Negli ultimi anni, tuttavia, la crisi ambientale che attraversa l’ intero Paese – da Nord a Sud – ha svolto una duplice funzione: se da un lato ha palesato l’ esistenza di un complesso sistema di speculazione, pubblico e privato, a danno dei territori, (come ormai da più parti, ormai, è stato riconosciuto), contemporaneamente ha innescato la costruzione di una nuova partecipazione collettiva di opposizione a tali fenomeni. Un po’ in tutta Italia si sono costituiti nuovi comitati, reti, movimenti e realtà associative che tutte insieme formano un nuovo modello di partecipazione politica dal basso, denunciando quotidianamente i tanti casi di inquinamento e contaminazione presenti nel nostro Paese e dimostrando che nessuna Regione è immune dagli scempi.

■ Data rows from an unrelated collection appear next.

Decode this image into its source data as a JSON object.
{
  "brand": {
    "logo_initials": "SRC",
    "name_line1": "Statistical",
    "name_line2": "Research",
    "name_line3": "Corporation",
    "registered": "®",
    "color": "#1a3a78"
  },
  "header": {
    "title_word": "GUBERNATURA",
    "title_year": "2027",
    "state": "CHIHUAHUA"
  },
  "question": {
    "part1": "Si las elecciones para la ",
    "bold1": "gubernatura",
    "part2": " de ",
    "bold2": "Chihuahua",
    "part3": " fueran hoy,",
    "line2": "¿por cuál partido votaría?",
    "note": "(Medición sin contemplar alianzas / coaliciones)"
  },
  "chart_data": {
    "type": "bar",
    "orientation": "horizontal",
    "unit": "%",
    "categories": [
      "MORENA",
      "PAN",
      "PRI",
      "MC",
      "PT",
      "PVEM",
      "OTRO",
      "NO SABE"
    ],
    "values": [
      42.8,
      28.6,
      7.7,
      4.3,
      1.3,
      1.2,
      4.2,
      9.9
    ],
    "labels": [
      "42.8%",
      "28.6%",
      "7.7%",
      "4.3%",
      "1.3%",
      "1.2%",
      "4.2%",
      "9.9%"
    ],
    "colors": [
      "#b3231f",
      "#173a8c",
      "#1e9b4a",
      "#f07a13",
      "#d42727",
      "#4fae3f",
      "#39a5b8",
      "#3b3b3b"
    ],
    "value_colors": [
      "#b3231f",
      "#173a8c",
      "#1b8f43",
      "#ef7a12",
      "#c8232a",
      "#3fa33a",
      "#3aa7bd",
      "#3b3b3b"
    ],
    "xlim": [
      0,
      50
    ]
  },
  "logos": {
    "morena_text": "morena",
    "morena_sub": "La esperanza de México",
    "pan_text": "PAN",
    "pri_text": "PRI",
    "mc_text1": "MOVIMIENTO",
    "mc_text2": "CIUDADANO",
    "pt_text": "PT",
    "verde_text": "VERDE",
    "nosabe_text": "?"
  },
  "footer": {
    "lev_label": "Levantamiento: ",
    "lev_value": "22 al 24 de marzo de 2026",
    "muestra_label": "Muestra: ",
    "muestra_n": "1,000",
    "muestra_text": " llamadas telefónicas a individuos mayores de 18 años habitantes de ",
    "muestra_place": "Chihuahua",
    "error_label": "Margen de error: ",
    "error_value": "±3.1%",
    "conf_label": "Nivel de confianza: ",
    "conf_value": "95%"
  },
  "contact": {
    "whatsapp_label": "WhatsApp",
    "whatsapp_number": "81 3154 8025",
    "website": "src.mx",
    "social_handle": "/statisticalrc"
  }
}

Anche i comitati della nostra Regione, la Puglia, vittima di molteplici opere di devastazione, hanno partecipato attivamente, negli anni, alla creazione e al rafforzamento delle lotte di rivendicazione in difesa del territorio, moltiplicando le iniziative di protesta e informazione, inserendo in ognuna di esse anche l’ obiettivo di individuare nuovi sistemi di produzione, realmente compatibili con l’ ambiente. E’ all’esperienza di Stop Biocidio, nata in Campania e poi diffusasi nel Lazio e in Abruzzo, che guardiamo con interesse, come esempio virtuoso, di come, cioè, l’ unione tra i vari comitati provinciali abbia determinato il risveglio di una coscienza collettiva, capace di oltrepassare i confini geografici regionali e realizzare un movimento di protesta nazionale. Anche in Provincia di Taranto, anche in Puglia, vogliamo fermare il biocidio: il costante e criminale sterminio di esseri umani attraverso lo sfruttamento affaristico dell’ ambiente. Non è una interpretazione apocalittica della realtà, è la condizione causata da decenni di malaffare.

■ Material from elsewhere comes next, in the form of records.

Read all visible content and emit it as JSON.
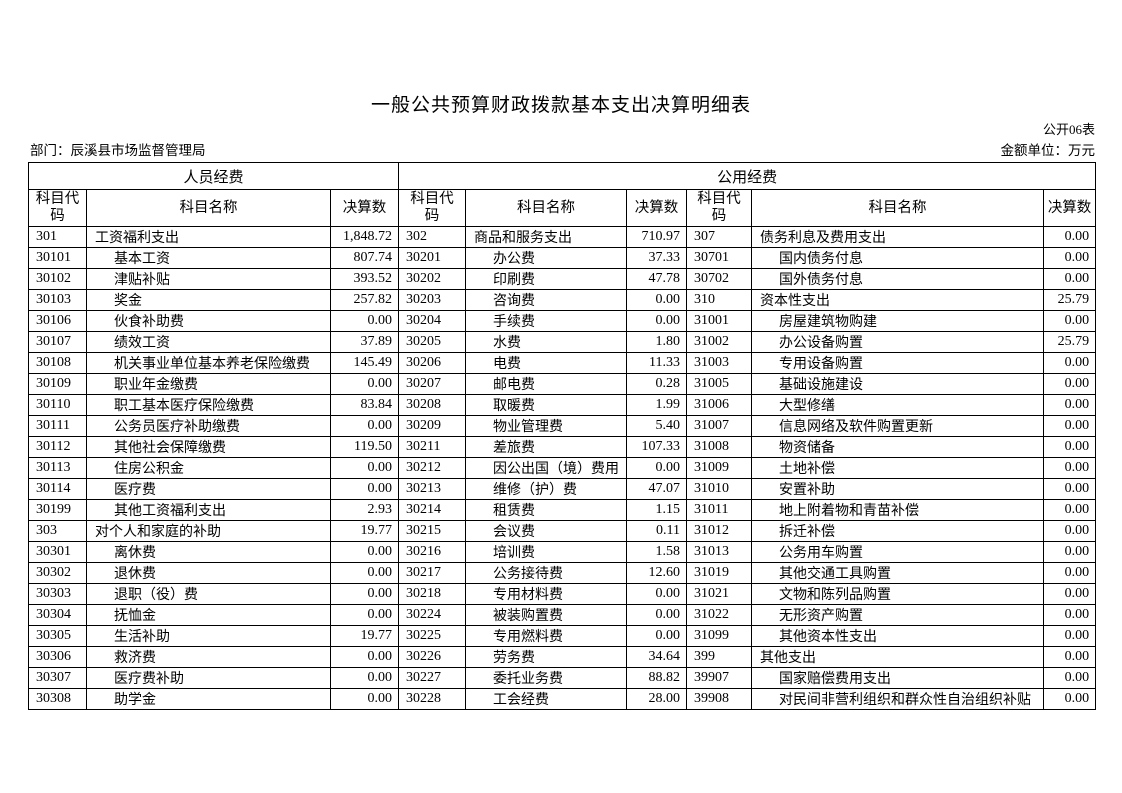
{
  "title": "一般公共预算财政拨款基本支出决算明细表",
  "meta": {
    "table_no": "公开06表",
    "department_label": "部门：",
    "department_name": "辰溪县市场监督管理局",
    "unit": "金额单位：万元"
  },
  "table": {
    "section_headers": {
      "personnel": "人员经费",
      "public": "公用经费"
    },
    "col_headers": {
      "code": "科目代码",
      "name": "科目名称",
      "amount": "决算数"
    },
    "personnel": [
      {
        "code": "301",
        "name": "工资福利支出",
        "level": 0,
        "value": "1,848.72"
      },
      {
        "code": "30101",
        "name": "基本工资",
        "level": 1,
        "value": "807.74"
      },
      {
        "code": "30102",
        "name": "津贴补贴",
        "level": 1,
        "value": "393.52"
      },
      {
        "code": "30103",
        "name": "奖金",
        "level": 1,
        "value": "257.82"
      },
      {
        "code": "30106",
        "name": "伙食补助费",
        "level": 1,
        "value": "0.00"
      },
      {
        "code": "30107",
        "name": "绩效工资",
        "level": 1,
        "value": "37.89"
      },
      {
        "code": "30108",
        "name": "机关事业单位基本养老保险缴费",
        "level": 1,
        "value": "145.49"
      },
      {
        "code": "30109",
        "name": "职业年金缴费",
        "level": 1,
        "value": "0.00"
      },
      {
        "code": "30110",
        "name": "职工基本医疗保险缴费",
        "level": 1,
        "value": "83.84"
      },
      {
        "code": "30111",
        "name": "公务员医疗补助缴费",
        "level": 1,
        "value": "0.00"
      },
      {
        "code": "30112",
        "name": "其他社会保障缴费",
        "level": 1,
        "value": "119.50"
      },
      {
        "code": "30113",
        "name": "住房公积金",
        "level": 1,
        "value": "0.00"
      },
      {
        "code": "30114",
        "name": "医疗费",
        "level": 1,
        "value": "0.00"
      },
      {
        "code": "30199",
        "name": "其他工资福利支出",
        "level": 1,
        "value": "2.93"
      },
      {
        "code": "303",
        "name": "对个人和家庭的补助",
        "level": 0,
        "value": "19.77"
      },
      {
        "code": "30301",
        "name": "离休费",
        "level": 1,
        "value": "0.00"
      },
      {
        "code": "30302",
        "name": "退休费",
        "level": 1,
        "value": "0.00"
      },
      {
        "code": "30303",
        "name": "退职（役）费",
        "level": 1,
        "value": "0.00"
      },
      {
        "code": "30304",
        "name": "抚恤金",
        "level": 1,
        "value": "0.00"
      },
      {
        "code": "30305",
        "name": "生活补助",
        "level": 1,
        "value": "19.77"
      },
      {
        "code": "30306",
        "name": "救济费",
        "level": 1,
        "value": "0.00"
      },
      {
        "code": "30307",
        "name": "医疗费补助",
        "level": 1,
        "value": "0.00"
      },
      {
        "code": "30308",
        "name": "助学金",
        "level": 1,
        "value": "0.00"
      }
    ],
    "public_a": [
      {
        "code": "302",
        "name": "商品和服务支出",
        "level": 0,
        "value": "710.97"
      },
      {
        "code": "30201",
        "name": "办公费",
        "level": 1,
        "value": "37.33"
      },
      {
        "code": "30202",
        "name": "印刷费",
        "level": 1,
        "value": "47.78"
      },
      {
        "code": "30203",
        "name": "咨询费",
        "level": 1,
        "value": "0.00"
      },
      {
        "code": "30204",
        "name": "手续费",
        "level": 1,
        "value": "0.00"
      },
      {
        "code": "30205",
        "name": "水费",
        "level": 1,
        "value": "1.80"
      },
      {
        "code": "30206",
        "name": "电费",
        "level": 1,
        "value": "11.33"
      },
      {
        "code": "30207",
        "name": "邮电费",
        "level": 1,
        "value": "0.28"
      },
      {
        "code": "30208",
        "name": "取暖费",
        "level": 1,
        "value": "1.99"
      },
      {
        "code": "30209",
        "name": "物业管理费",
        "level": 1,
        "value": "5.40"
      },
      {
        "code": "30211",
        "name": "差旅费",
        "level": 1,
        "value": "107.33"
      },
      {
        "code": "30212",
        "name": "因公出国（境）费用",
        "level": 1,
        "value": "0.00"
      },
      {
        "code": "30213",
        "name": "维修（护）费",
        "level": 1,
        "value": "47.07"
      },
      {
        "code": "30214",
        "name": "租赁费",
        "level": 1,
        "value": "1.15"
      },
      {
        "code": "30215",
        "name": "会议费",
        "level": 1,
        "value": "0.11"
      },
      {
        "code": "30216",
        "name": "培训费",
        "level": 1,
        "value": "1.58"
      },
      {
        "code": "30217",
        "name": "公务接待费",
        "level": 1,
        "value": "12.60"
      },
      {
        "code": "30218",
        "name": "专用材料费",
        "level": 1,
        "value": "0.00"
      },
      {
        "code": "30224",
        "name": "被装购置费",
        "level": 1,
        "value": "0.00"
      },
      {
        "code": "30225",
        "name": "专用燃料费",
        "level": 1,
        "value": "0.00"
      },
      {
        "code": "30226",
        "name": "劳务费",
        "level": 1,
        "value": "34.64"
      },
      {
        "code": "30227",
        "name": "委托业务费",
        "level": 1,
        "value": "88.82"
      },
      {
        "code": "30228",
        "name": "工会经费",
        "level": 1,
        "value": "28.00"
      }
    ],
    "public_b": [
      {
        "code": "307",
        "name": "债务利息及费用支出",
        "level": 0,
        "value": "0.00"
      },
      {
        "code": "30701",
        "name": "国内债务付息",
        "level": 1,
        "value": "0.00"
      },
      {
        "code": "30702",
        "name": "国外债务付息",
        "level": 1,
        "value": "0.00"
      },
      {
        "code": "310",
        "name": "资本性支出",
        "level": 0,
        "value": "25.79"
      },
      {
        "code": "31001",
        "name": "房屋建筑物购建",
        "level": 1,
        "value": "0.00"
      },
      {
        "code": "31002",
        "name": "办公设备购置",
        "level": 1,
        "value": "25.79"
      },
      {
        "code": "31003",
        "name": "专用设备购置",
        "level": 1,
        "value": "0.00"
      },
      {
        "code": "31005",
        "name": "基础设施建设",
        "level": 1,
        "value": "0.00"
      },
      {
        "code": "31006",
        "name": "大型修缮",
        "level": 1,
        "value": "0.00"
      },
      {
        "code": "31007",
        "name": "信息网络及软件购置更新",
        "level": 1,
        "value": "0.00"
      },
      {
        "code": "31008",
        "name": "物资储备",
        "level": 1,
        "value": "0.00"
      },
      {
        "code": "31009",
        "name": "土地补偿",
        "level": 1,
        "value": "0.00"
      },
      {
        "code": "31010",
        "name": "安置补助",
        "level": 1,
        "value": "0.00"
      },
      {
        "code": "31011",
        "name": "地上附着物和青苗补偿",
        "level": 1,
        "value": "0.00"
      },
      {
        "code": "31012",
        "name": "拆迁补偿",
        "level": 1,
        "value": "0.00"
      },
      {
        "code": "31013",
        "name": "公务用车购置",
        "level": 1,
        "value": "0.00"
      },
      {
        "code": "31019",
        "name": "其他交通工具购置",
        "level": 1,
        "value": "0.00"
      },
      {
        "code": "31021",
        "name": "文物和陈列品购置",
        "level": 1,
        "value": "0.00"
      },
      {
        "code": "31022",
        "name": "无形资产购置",
        "level": 1,
        "value": "0.00"
      },
      {
        "code": "31099",
        "name": "其他资本性支出",
        "level": 1,
        "value": "0.00"
      },
      {
        "code": "399",
        "name": "其他支出",
        "level": 0,
        "value": "0.00"
      },
      {
        "code": "39907",
        "name": "国家赔偿费用支出",
        "level": 1,
        "value": "0.00"
      },
      {
        "code": "39908",
        "name": "对民间非营利组织和群众性自治组织补贴",
        "level": 1,
        "value": "0.00"
      }
    ]
  }
}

Di fronte ad un’ emergenza sanitaria, ambientale ed economica di una così grave entità, come Sud in Movimento, al pari dei comitati che lottano contro discariche ed inceneritori presenti nella Provincia di Taranto, riteniamo che qualsiasi nuova forma di ingiustizia sociale ed ambientale debba essere bloccata perché non è accettabile, per nessun motivo, che alla nostra terra assieme ai popoli che la abitano venga anche tolta la dignità e la possibilità per poter riemergere. Di autodeterminarsi, per costruire una società più equa e giusta, dove ogni individuo non sia più un automa vittima dello schiavismo capitalista, ma una persona libera di esprimersi cooperando col resto della comunità.